Approved Research
Discovery and application of polygenic architectures of mental health traits
Lay summary
Mental health diagnoses are common in the population. A decade or so of genetics research has uncovered that these diagnoses are the result of cumulative genetic and environmental factors. Furthermore, the factors associated with whether or not someone presents symptoms of a disorder or receives a diagnosis overlap with many other aspects of the human experience. One example of this observation, termed "pleiotropy", is the overlap between regions of the DNA that associate with body composition are associated with more severe symptoms of stress following traumatic experiences.

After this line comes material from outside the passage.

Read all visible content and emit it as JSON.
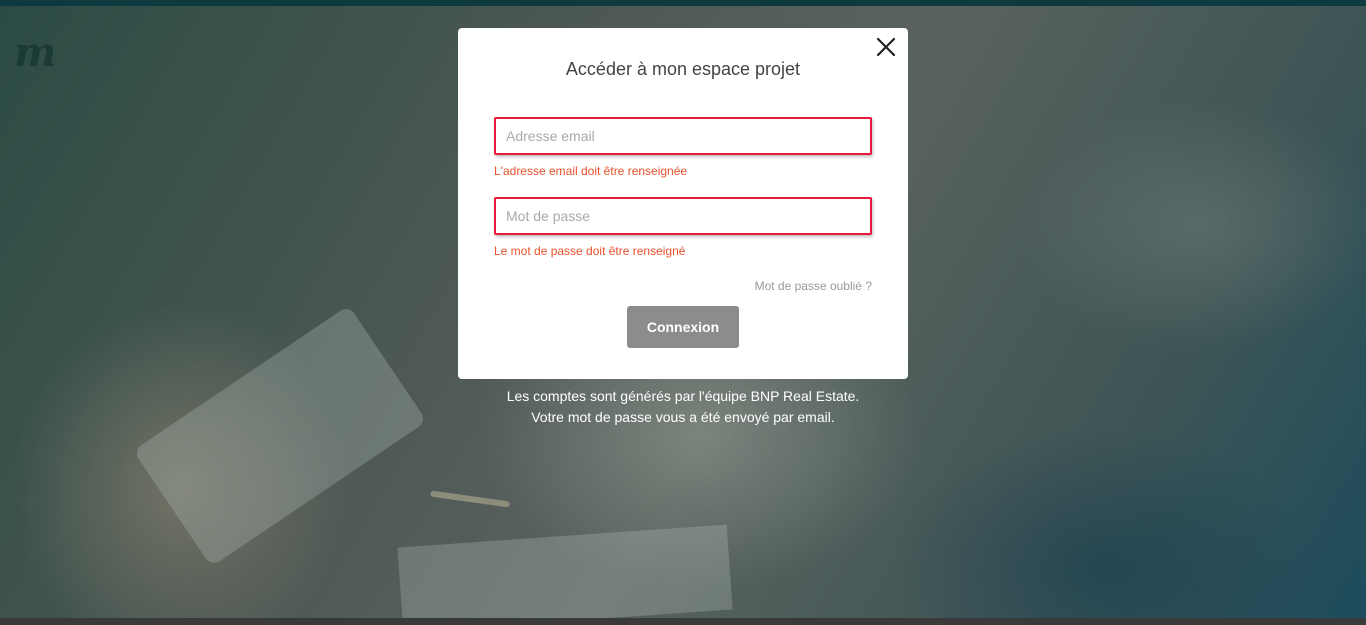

Discoveries regarding the overlapping regions of DNA associated with two traits can be used to make conclusions about the biology that may link them. For example, one might expect gene expression in the brain to associate with mental health diagnoses but might be surprised to find that this expression in the brain overlaps with heart disease or musculoskeletal outcomes. Upon closer examination of these trait relationships, scientists have uncovered evidence that (i) evolution may help explain how our DNA influences seemingly different traits, (ii) the various ways in which DNA differs from person to person can help inform the severity of their symptoms or diagnosis, and (iii) environmental variation influences how our DNA presents itself in the forms of mental health symptoms and diagnosis.

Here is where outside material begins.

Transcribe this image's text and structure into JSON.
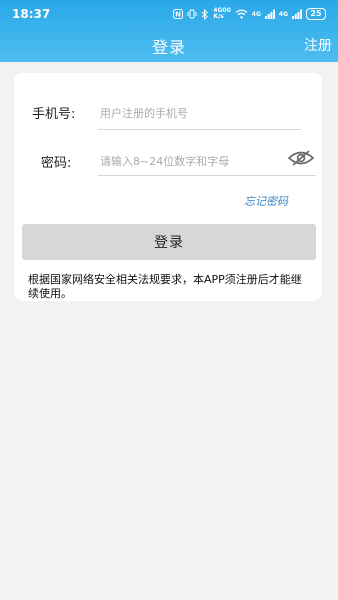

This proposal aims to investigate different types of variation in human DNA towards improving diagnostic procedures, identification of therapeutic targets, and better modeling of symptom and disorder progression across diverse populations. Our goal is supported by three lines of inquiry:
* Use genetic association methods to find regions of human DNA that contain different classes of variation. We will use genetic and statistical methods to identify that regions and types of DNA variation most meaningful for mental health disorders, their symptoms, and their overlap with related traits.

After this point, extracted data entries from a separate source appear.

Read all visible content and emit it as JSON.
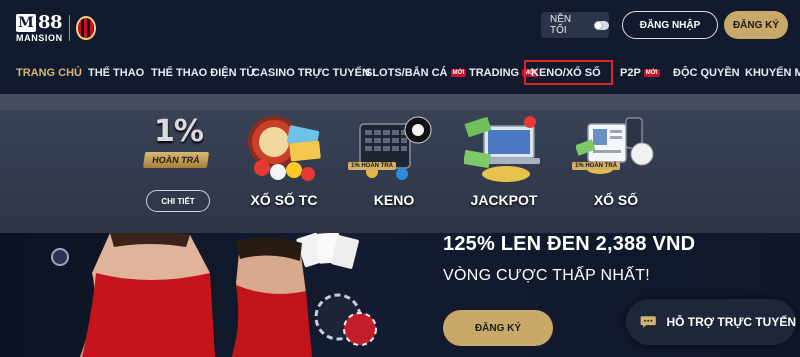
{
  "header": {
    "logo_text": "M88",
    "logo_m": "M",
    "logo_num": "88",
    "logo_sub": "MANSION",
    "dark_mode_label": "NỀN TỐI",
    "login_label": "ĐĂNG NHẬP",
    "register_label": "ĐĂNG KÝ"
  },
  "nav": {
    "items": [
      {
        "label": "TRANG CHỦ",
        "active": true
      },
      {
        "label": "THỂ THAO"
      },
      {
        "label": "THỂ THAO ĐIỆN TỬ"
      },
      {
        "label": "CASINO TRỰC TUYẾN"
      },
      {
        "label": "SLOTS/BẮN CÁ",
        "badge": "MỚI"
      },
      {
        "label": "TRADING",
        "badge": "MỚI"
      },
      {
        "label": "KENO/XỔ SỐ",
        "highlighted": true
      },
      {
        "label": "P2P",
        "badge": "MỚI"
      },
      {
        "label": "ĐỘC QUYỀN"
      },
      {
        "label": "KHUYẾN MÃ"
      }
    ]
  },
  "dropdown": {
    "rebate_percent": "1%",
    "rebate_label": "HOÀN TRẢ",
    "detail_button": "CHI TIẾT",
    "games": [
      {
        "title": "XỔ SỐ TC",
        "icon": "lottery-balls-icon"
      },
      {
        "title": "KENO",
        "icon": "keno-board-icon",
        "mini_rebate": "1% HOÀN TRẢ"
      },
      {
        "title": "JACKPOT",
        "icon": "jackpot-laptop-icon"
      },
      {
        "title": "XỔ SỐ",
        "icon": "lottery-ticket-icon",
        "mini_rebate": "1% HOÀN TRẢ"
      }
    ]
  },
  "hero": {
    "title": "125% LEN ĐEN 2,388 VND",
    "subtitle": "VÒNG CƯỢC THẤP NHẤT!",
    "register_button": "ĐĂNG KÝ"
  },
  "support": {
    "label": "HỖ TRỢ TRỰC TUYẾN",
    "icon": "chat-bubble-icon"
  },
  "colors": {
    "accent_gold": "#c9a96a",
    "active_nav": "#d7b676",
    "new_badge": "#c8102e",
    "highlight_border": "#e02424"
  }
}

* Identify environmental factors relevant for the DNA to affect a trait. These studies include environments like stress, traumatic experiences, workplace conditions, etc.
* Create methods to combine different types of DNA variation and predict mental health symptom severity, diagnosis, and co-morbidity or co-occurrence with other traits.
In a rolling three-year project, we will investigate how our DNA and environment influence biological pathways leading to mental health disorders and contribute to their overlap with related traits. Our findings are expected to offer explanation of the overlap between mental health and other traits, including the potential to identify treatments and treatment targets for these disorders.